Daha birkaç hafta daha bakımsız kalacak
çimlerin üstüne bakındı. Alnındaki saçları, gözünden çekip kulaklarının
arkasına sıkıştırmaya çalıştı. Asi saçlarına söz geçiremeyince, onları kendi
hallerine bıraktı. Zaten kız da ortalıkta yoktu…
Doğruldu, düşündü, yukarıya baktı. Kendi
apartmanına baktı. Kesinlikle doğru yerdeydi, emindi ama kızın cesedi
neredeydi? Elinde anahtar olduğu halde kafasını kaşıdı. Anahtarın metal
uzantısının, uzun saçlarına takılmasına neden olarak etrafta gezindi.
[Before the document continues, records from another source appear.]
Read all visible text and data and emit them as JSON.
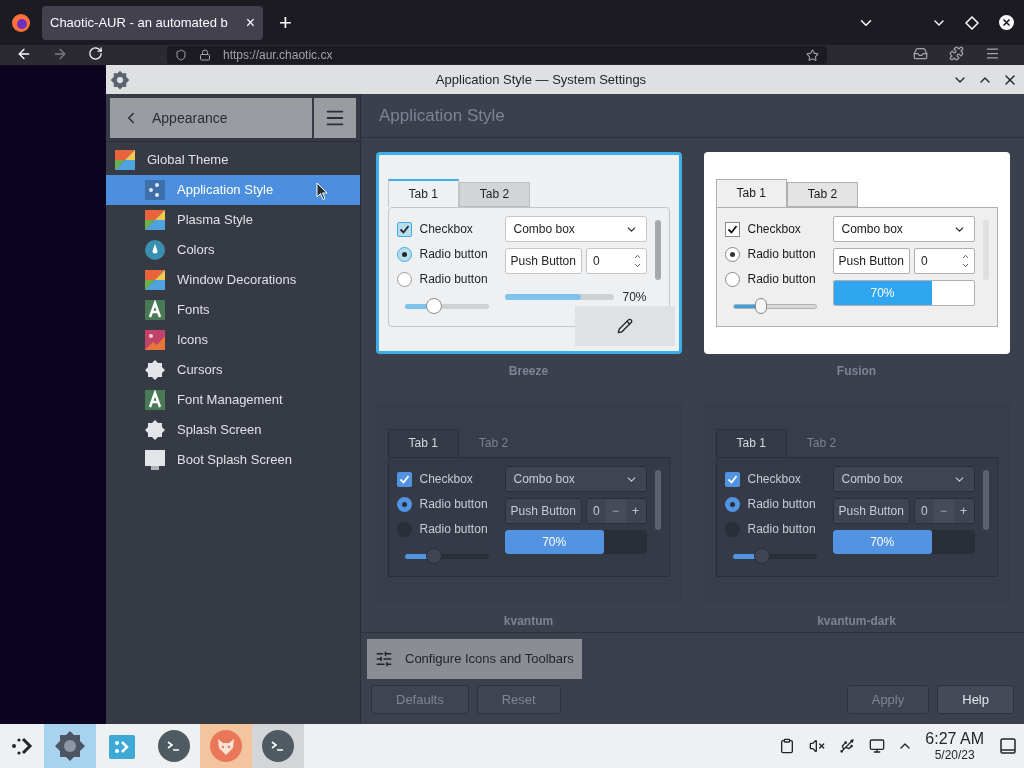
{
  "browser": {
    "tab_title": "Chaotic-AUR - an automated b",
    "tab_close": "×",
    "new_tab": "+",
    "url": "https://aur.chaotic.cx"
  },
  "window": {
    "title": "Application Style — System Settings"
  },
  "sidebar": {
    "back_label": "Appearance",
    "items": [
      {
        "label": "Global Theme",
        "selected": false,
        "children": [
          {
            "label": "Application Style",
            "selected": true
          },
          {
            "label": "Plasma Style",
            "selected": false
          },
          {
            "label": "Colors",
            "selected": false
          },
          {
            "label": "Window Decorations",
            "selected": false
          },
          {
            "label": "Fonts",
            "selected": false
          },
          {
            "label": "Icons",
            "selected": false
          },
          {
            "label": "Cursors",
            "selected": false
          },
          {
            "label": "Font Management",
            "selected": false
          },
          {
            "label": "Splash Screen",
            "selected": false
          },
          {
            "label": "Boot Splash Screen",
            "selected": false
          }
        ]
      }
    ]
  },
  "page": {
    "heading": "Application Style",
    "styles": [
      {
        "name": "Breeze",
        "kind": "breeze",
        "selected": true,
        "edit_button": true,
        "preview": {
          "tabs": [
            {
              "label": "Tab 1",
              "selected": true
            },
            {
              "label": "Tab 2",
              "selected": false
            }
          ],
          "checkbox": {
            "label": "Checkbox",
            "checked": true
          },
          "radios": [
            {
              "label": "Radio button",
              "selected": true
            },
            {
              "label": "Radio button",
              "selected": false
            }
          ],
          "combo": "Combo box",
          "push": "Push Button",
          "spin": "0",
          "slider": {
            "level": 0.35
          },
          "progress": {
            "level": 0.7,
            "text": "70%"
          }
        }
      },
      {
        "name": "Fusion",
        "kind": "fusion",
        "selected": false,
        "edit_button": false,
        "preview": {
          "tabs": [
            {
              "label": "Tab 1",
              "selected": true
            },
            {
              "label": "Tab 2",
              "selected": false
            }
          ],
          "checkbox": {
            "label": "Checkbox",
            "checked": true
          },
          "radios": [
            {
              "label": "Radio button",
              "selected": true
            },
            {
              "label": "Radio button",
              "selected": false
            }
          ],
          "combo": "Combo box",
          "push": "Push Button",
          "spin": "0",
          "slider": {
            "level": 0.33
          },
          "progress": {
            "level": 0.7,
            "text": "70%"
          }
        }
      },
      {
        "name": "kvantum",
        "kind": "kvantum",
        "selected": false,
        "edit_button": false,
        "preview": {
          "tabs": [
            {
              "label": "Tab 1",
              "selected": true
            },
            {
              "label": "Tab 2",
              "selected": false
            }
          ],
          "checkbox": {
            "label": "Checkbox",
            "checked": true
          },
          "radios": [
            {
              "label": "Radio button",
              "selected": true
            },
            {
              "label": "Radio button",
              "selected": false
            }
          ],
          "combo": "Combo box",
          "push": "Push Button",
          "spin": "0",
          "spin_minus": "−",
          "spin_plus": "+",
          "slider": {
            "level": 0.35
          },
          "progress": {
            "level": 0.7,
            "text": "70%"
          }
        }
      },
      {
        "name": "kvantum-dark",
        "kind": "kvantum",
        "selected": false,
        "edit_button": false,
        "preview": {
          "tabs": [
            {
              "label": "Tab 1",
              "selected": true
            },
            {
              "label": "Tab 2",
              "selected": false
            }
          ],
          "checkbox": {
            "label": "Checkbox",
            "checked": true
          },
          "radios": [
            {
              "label": "Radio button",
              "selected": true
            },
            {
              "label": "Radio button",
              "selected": false
            }
          ],
          "combo": "Combo box",
          "push": "Push Button",
          "spin": "0",
          "spin_minus": "−",
          "spin_plus": "+",
          "slider": {
            "level": 0.35
          },
          "progress": {
            "level": 0.7,
            "text": "70%"
          }
        }
      }
    ]
  },
  "footer": {
    "configure_button": "Configure Icons and Toolbars",
    "buttons": [
      {
        "label": "Defaults",
        "disabled": true
      },
      {
        "label": "Reset",
        "disabled": true
      },
      {
        "label": "Apply",
        "disabled": true
      },
      {
        "label": "Help",
        "disabled": false
      }
    ]
  },
  "taskbar": {
    "tasks": [
      {
        "kind": "settings",
        "color": "#a7d3ee"
      },
      {
        "kind": "discover"
      },
      {
        "kind": "terminal"
      },
      {
        "kind": "firefox",
        "color": "#f3c49d"
      },
      {
        "kind": "terminal",
        "color": "#d3d5d8"
      }
    ],
    "time": "6:27 AM",
    "date": "5/20/23"
  }
}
Anahtarı,
saçlarından ayıklarken artık kızın burada olmadığına emin olmuştu. Acaba diğer
katlardan birine mi düşmüştü? Bunu nasıl anlayacaktı? Apartmanının tepesine
çıktığı takdirde tüm balkonları görebileceği aklına gelince geldiği yoldan geri
döndü. Çatı katının anahtarını alması gerekiyordu. Kendi kapısının önüne
geldiğinde içeri giremedi. Elinde, balkon anahtarı ve kullanmayı unuttuğu
telefonla; dışarıdan açılması olanaksız olan güvenli kapısına, can sıkıntısıyla
elini dayadı.
Balkondan düşen kızı kurtarmaya
çalışmanın telaşıyla, dış kapının anahtarı dışında, gereksiz iki şeyi yanına
almıştı. Duvara birkaç dakika dayandı ve soluklandı. Başı dönüyordu. Bayılmanın
zamanı değil, diye kendini sakinleştirerek düşünmeye çalıştı. Çatı katının
kapısı, büyük ihtimalle kilitliydi. Daha önce yukarıya hiç çıkmamıştı.
Çalışmayan asansörün yanından geçerek geniş merdivenleri, ikişer üçer
tırmanmaya başladı. Son kata gelip çatı katına çıkan kapının önünde durdu ve
kapıyı ittirdi. Kapı, onu şaşırtarak kolayca açıldı. Ardından menteşesinden
ayrılan kapı, yavaşça yükselen gıcırtılı bir sesle düştü.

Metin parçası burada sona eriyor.